L'Agence BIO vient de rendre public les chiffres 2007 de
l'agriculture biologique en France. Ils confirment l'assise du Bio dans
la production alimentaire même si le secteur poursuit inégalement son
évolution.
Près de 12 000 producteurs engagés dans la bio
En
2007, 11 978 producteurs étaient engagés dans l’agriculture biologique,
soit 3% de plus qu’en 2006. La superficie en mode de production
biologique était de 557 133 ha, soit 2% de la surface agricole utile
(SAU) nationale.
Les 2/3 de cette superficie étaient en herbe ou cultivés avec des
plantes fourragères, soit 344 000 ha. Les grandes cultures couvraient
20% des surfaces en mode de production biologique avec 110 404 ha et
les cultures pérennes (vigne et fruits) 6% avec 32 158 ha.
L’année 2007 a été marquée par une forte augmentation des surfaces en
vignes qui ont atteint les 22 000 ha (+20% vs 2006), en légumes frais
(7 433 ha ; +32% vs 2006) et en plantes à parfums, aromatiques et
médicinales.
Le vignoble bio en forte expansion
Dans
un contexte de réduction de l’ensemble des surfaces viticoles
nationales, les vignes bio sont en forte progression ainsi que le
nombre de viticulteurs engagés qui a augmenté de plus de 16% (1907
viticulteurs fin 2007). Ainsi, les vignes bio représentent 2,6% du
vignoble français. Les trois régions qui regroupent les 2/3 des
surfaces en vigne certifiées connaissent une forte progression :
Languedoc-Roussillon (6 140 ha, +16% par rapport à 2006),
Provence-Alpes-Côte d’Azur (5 294 ha, +24%) et Aquitaine (3 065 ha,
+9%). La progression est également très forte en Bourgogne (+28%) où
les vignes certifiées couvraient en 2007 près de 1 000 hectares.
Légumes frais : la palme du taux de progression
Avec
7 433 ha, les surfaces en légumes frais cultivées selon le mode de
production biologiques représentaient en 2007 près de 2% des surfaces
légumières nationales. La Bretagne reste la première région légumière
avec près d’un quart des surfaces certifiées (1 744 ha en légumes
frais), en progression de 39%. En revanche, après la très forte
augmentation observée en 2006, les surfaces en légumes secs sont en
baisse, ce qui correspond à un rééquilibrage (avec une baisse de 42%).
La part des légumes secs a en effet été particulièrement importante
dans les rotations en 2006 pour des raisons agronomiques auxquelles se
sont ajoutées des raisons économiques liées au bas prix des céréales à
l’époque.
Toutefois, la part des légumes secs biologiques reste élevée. Elle représente 13,6% des surfaces nationales en légumes secs.

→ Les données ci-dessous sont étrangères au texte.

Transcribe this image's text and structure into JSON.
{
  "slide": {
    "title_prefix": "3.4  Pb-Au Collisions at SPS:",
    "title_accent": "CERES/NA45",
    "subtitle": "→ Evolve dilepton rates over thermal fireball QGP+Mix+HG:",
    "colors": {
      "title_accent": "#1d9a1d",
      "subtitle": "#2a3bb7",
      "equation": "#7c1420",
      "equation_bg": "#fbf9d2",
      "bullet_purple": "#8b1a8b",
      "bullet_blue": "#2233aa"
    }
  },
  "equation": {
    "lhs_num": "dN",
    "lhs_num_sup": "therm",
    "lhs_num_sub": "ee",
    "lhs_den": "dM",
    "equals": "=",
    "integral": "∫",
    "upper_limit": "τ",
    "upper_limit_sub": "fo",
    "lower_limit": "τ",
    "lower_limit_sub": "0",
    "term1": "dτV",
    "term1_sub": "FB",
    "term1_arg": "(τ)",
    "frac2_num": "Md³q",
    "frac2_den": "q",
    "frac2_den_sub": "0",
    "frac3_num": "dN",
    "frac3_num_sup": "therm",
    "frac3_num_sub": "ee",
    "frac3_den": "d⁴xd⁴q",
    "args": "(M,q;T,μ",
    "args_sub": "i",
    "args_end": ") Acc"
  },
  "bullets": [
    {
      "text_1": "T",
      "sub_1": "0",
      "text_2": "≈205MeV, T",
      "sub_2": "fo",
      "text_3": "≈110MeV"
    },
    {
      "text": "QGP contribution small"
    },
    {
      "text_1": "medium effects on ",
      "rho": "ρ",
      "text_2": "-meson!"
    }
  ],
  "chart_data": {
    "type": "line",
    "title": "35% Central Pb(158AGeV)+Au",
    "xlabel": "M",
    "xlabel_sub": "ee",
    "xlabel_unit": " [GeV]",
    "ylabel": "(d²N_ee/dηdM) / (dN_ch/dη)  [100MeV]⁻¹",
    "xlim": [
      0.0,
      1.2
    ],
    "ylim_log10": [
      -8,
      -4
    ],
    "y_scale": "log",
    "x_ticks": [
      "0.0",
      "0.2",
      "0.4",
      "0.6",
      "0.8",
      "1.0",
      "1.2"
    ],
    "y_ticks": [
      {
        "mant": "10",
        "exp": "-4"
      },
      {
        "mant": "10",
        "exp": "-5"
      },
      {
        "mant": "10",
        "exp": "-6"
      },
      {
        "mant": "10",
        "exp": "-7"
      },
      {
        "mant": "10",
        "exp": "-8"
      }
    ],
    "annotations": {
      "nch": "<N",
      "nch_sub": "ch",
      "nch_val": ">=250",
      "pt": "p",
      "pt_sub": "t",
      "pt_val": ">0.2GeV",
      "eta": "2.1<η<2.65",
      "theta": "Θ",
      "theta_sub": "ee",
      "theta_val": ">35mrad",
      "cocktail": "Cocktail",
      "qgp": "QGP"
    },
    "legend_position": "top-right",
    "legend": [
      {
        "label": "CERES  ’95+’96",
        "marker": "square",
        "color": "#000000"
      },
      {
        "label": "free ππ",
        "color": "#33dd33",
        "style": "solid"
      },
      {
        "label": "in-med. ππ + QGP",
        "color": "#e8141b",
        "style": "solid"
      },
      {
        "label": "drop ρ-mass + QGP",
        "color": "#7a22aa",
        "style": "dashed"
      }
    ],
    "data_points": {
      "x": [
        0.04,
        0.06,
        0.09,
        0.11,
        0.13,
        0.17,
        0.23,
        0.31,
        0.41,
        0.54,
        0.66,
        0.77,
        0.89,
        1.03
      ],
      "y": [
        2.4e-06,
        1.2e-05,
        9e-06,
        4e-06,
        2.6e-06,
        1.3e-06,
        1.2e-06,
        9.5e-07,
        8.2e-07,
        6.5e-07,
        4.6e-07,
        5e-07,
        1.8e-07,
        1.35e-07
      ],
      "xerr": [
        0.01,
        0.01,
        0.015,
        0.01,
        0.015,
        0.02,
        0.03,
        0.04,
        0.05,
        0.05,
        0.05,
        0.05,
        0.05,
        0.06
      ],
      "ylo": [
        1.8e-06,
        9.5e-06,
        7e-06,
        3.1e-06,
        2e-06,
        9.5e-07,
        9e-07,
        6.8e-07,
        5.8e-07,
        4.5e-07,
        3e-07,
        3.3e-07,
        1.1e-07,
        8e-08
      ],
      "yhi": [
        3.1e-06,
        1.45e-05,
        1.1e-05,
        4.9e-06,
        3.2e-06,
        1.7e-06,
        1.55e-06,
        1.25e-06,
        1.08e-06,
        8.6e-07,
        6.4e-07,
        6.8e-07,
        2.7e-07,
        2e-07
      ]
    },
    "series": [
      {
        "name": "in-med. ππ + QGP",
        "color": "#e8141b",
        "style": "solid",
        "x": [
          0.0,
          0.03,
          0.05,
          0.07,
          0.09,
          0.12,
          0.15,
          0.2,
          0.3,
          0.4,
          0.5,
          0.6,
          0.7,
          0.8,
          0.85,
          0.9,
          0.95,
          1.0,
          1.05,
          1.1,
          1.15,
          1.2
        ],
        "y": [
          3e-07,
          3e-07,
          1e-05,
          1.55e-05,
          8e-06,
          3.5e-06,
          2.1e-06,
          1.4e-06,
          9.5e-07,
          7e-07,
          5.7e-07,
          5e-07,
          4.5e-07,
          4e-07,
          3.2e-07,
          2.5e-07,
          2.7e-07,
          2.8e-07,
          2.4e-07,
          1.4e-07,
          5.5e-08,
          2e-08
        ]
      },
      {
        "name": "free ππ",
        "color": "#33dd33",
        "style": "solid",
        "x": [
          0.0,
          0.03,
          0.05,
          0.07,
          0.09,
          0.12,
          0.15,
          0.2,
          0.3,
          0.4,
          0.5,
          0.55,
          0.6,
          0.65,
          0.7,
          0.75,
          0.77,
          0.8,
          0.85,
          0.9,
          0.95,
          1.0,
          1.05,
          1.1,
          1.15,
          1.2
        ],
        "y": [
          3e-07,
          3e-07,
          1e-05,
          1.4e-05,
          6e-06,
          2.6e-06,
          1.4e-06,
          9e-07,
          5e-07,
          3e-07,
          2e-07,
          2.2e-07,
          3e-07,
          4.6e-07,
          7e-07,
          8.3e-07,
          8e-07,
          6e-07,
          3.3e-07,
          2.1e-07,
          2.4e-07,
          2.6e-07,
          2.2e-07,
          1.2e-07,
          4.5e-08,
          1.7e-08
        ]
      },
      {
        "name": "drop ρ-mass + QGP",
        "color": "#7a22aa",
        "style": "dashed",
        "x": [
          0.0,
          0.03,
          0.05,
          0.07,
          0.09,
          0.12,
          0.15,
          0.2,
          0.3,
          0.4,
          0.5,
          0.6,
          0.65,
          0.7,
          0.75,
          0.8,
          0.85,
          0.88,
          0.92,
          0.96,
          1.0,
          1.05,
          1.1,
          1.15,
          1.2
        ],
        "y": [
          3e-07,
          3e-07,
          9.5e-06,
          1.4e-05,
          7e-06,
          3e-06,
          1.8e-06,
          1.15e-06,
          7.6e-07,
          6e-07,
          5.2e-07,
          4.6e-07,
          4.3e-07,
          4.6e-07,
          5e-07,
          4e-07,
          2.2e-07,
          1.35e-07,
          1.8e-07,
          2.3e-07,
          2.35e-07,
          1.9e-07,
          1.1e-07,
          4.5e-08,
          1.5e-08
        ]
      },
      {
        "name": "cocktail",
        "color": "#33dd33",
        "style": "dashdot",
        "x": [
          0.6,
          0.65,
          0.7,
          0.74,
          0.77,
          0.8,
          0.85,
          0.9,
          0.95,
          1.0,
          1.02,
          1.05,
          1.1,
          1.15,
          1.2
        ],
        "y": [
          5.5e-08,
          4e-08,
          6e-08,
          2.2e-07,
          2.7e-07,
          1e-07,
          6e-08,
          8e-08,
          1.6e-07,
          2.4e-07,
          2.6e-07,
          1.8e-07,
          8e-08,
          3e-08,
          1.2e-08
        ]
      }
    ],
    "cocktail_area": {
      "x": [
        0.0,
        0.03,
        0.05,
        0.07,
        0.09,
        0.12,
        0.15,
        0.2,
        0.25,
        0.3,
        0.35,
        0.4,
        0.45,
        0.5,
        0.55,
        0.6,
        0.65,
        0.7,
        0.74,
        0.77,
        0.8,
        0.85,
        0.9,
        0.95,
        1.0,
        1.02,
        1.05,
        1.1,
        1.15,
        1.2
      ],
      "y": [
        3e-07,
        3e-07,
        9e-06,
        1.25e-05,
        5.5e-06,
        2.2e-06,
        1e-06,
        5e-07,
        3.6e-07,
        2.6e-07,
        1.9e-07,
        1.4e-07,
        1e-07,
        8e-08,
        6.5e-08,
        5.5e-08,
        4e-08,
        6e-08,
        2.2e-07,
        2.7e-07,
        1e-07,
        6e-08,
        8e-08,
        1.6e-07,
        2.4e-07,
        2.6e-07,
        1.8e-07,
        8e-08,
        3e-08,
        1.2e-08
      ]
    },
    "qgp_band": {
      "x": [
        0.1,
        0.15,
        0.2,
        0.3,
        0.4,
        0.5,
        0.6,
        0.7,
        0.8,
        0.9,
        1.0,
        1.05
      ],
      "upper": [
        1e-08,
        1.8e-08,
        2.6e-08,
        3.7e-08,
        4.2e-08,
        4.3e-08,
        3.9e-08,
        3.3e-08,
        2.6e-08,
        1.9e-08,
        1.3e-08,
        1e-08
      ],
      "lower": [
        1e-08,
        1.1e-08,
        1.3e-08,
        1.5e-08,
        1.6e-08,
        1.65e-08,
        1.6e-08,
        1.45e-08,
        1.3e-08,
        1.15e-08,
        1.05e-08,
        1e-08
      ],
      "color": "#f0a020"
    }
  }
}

Surfaces fruitières en hausse
Les
surfaces fruitières en mode de production biologique représentaient 5%
des surfaces totales fruitières en 2007. Avec 9 649 ha, cette
production est en progression de 5% par rapport à 2006 en agriculture
biologique, dans un contexte de baisse de la production nationale de
fruits (-1,3%).
La première région de production de fruits biologiques est Rhône-Alpes
(2276 ha certifiés, en progression de 6%), suivie de
Provence-Alpes-Côte d’Azur (1304 ha, +3%), Languedoc-Roussillon (1186
ha, +3%) et Aquitaine (1139 ha, -1%).
Grandes cultures : légère reprise des céréales des céréales
Les
surfaces en céréales en mode de production biologique ont augmenté de
2% en 2007, dans un contexte de stagnation des surfaces céréalières
nationales. Les principales régions productrices de céréales certifiées
sont les Pays de la Loire avec plus de 11 000 ha (en augmentation de
3%) et Midi-Pyrénées (10 750 ha, en augmentation de 4% par rapport à
2006).
En revanche, les surfaces en oléagineux certifiées ont fortement baissé
en 2007 (-18%) dans un contexte d’augmentation des surfaces nationales
(+3%). En mode de production biologique, la baisse a essentiellement
concerné les surfaces de soja (-29% pour atteindre 5 159 ha en 2007)
tandis que les surfaces en colza augmentaient de 39% (1604 ha en 2007).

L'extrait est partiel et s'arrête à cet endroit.